Another quick little summer read. Grabbed this at the Lawrence Public Library and read it by the pool. Eichhorn is a media professor and tried to create a little introduction and float some theories about digital culture and the definition/role of “Content” therein. Going in, I assumed the word was typically used to mean anything available online. From old movies you can stream, to people’s tweets, to photos you up on Instagram to 1,000 page pdf files. Eichhorn, I think rightly, pursues a narrower definition. She sees content as the extra stuff, meant only to generate attention, while actual art and more thoughtful digital expressions would be something else. So if a celebrity is tweeting a lot and going on podcasts and appearing in a lot of youtube videos, that’s content, the movie that might stream on some service later isn’t, since it has a higher artistic purpose.
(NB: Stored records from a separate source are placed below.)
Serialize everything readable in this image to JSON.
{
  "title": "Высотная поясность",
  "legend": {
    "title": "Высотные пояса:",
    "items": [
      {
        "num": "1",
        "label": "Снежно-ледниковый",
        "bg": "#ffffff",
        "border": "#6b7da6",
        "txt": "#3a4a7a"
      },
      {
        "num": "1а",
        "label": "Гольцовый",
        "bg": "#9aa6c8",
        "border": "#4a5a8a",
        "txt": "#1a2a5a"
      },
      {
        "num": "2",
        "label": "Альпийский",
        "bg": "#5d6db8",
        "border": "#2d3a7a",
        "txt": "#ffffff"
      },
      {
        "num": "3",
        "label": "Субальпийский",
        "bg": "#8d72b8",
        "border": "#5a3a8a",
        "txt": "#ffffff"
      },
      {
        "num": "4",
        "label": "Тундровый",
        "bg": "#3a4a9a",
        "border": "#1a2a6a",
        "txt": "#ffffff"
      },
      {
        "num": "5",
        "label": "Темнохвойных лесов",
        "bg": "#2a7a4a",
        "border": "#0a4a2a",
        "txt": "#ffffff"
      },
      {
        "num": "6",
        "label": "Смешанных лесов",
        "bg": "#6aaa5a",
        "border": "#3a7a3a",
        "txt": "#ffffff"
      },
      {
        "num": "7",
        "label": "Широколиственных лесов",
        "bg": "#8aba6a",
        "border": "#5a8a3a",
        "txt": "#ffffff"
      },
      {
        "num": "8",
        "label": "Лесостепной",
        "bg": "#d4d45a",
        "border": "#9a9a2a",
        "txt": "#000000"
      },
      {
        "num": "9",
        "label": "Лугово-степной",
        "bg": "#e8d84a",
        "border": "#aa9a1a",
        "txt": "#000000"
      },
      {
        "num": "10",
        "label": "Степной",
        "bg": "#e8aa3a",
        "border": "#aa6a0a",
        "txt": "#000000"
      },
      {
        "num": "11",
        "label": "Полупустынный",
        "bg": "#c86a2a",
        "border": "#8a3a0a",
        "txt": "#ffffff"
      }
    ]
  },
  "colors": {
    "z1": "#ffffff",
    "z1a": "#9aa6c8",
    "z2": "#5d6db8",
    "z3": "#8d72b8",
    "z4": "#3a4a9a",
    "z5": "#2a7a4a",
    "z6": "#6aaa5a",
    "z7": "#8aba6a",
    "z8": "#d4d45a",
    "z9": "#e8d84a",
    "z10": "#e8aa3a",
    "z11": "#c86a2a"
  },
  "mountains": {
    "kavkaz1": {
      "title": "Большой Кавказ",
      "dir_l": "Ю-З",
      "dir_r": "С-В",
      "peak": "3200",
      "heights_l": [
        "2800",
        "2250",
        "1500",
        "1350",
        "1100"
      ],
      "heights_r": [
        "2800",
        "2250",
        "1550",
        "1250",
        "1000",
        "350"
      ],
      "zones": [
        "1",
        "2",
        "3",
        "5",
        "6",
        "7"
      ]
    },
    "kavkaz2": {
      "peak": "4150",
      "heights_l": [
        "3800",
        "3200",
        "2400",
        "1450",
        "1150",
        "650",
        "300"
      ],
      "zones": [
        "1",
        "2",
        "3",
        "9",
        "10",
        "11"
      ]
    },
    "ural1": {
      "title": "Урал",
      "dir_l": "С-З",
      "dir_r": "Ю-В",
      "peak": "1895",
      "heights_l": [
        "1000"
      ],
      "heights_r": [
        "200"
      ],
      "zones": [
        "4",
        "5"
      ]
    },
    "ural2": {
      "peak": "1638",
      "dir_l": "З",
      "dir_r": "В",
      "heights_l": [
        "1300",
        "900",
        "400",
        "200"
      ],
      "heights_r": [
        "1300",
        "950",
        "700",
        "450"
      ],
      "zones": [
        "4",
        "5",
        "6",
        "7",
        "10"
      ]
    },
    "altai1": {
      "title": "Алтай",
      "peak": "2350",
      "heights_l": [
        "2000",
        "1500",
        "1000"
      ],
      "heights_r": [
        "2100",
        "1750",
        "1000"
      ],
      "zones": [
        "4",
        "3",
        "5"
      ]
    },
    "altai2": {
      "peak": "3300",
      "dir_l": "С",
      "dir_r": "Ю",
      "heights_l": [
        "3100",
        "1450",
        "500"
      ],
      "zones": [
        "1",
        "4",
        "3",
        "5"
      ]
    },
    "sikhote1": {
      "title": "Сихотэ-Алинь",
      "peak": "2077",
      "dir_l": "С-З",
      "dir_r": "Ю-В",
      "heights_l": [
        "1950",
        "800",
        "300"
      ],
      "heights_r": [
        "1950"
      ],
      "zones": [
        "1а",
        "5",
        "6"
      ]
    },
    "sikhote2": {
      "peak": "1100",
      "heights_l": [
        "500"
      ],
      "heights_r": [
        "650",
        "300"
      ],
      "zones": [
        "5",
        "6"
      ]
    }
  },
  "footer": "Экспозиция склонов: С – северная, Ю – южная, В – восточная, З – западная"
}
I think Eichhorn is right to be suspicious and think this is really bad for us as a whole. She does a good job tracing the evolution of content on the internet, and explains how the incentives of the internet bend it towards stupid, “optimized” content that everyone hates and, yet, is ubiquitous. I wish she’d gone a little wider and speculated as to why these forces are arranged in this way, but what can you do. Likewise, she interrogated the ways that content, and it’s variant, fake news, twists and distorts politics, especially electoral politics, and especially around Trump. Here’s another place where I could have used a wider view about the historical uses of dis-info and fake news for political ends. This book, through omission, suggests that this sort of weaponized content is a Russian invention and technique, not something the US is quite familiar with. Likewise, I found the suggestions at the end, ex. Increase media literacy, to be a bit bland and below the scale of what were dealing with. Overall, a good excuse to think about content and the implications of all this, but didn’t go deep enough into some key areas.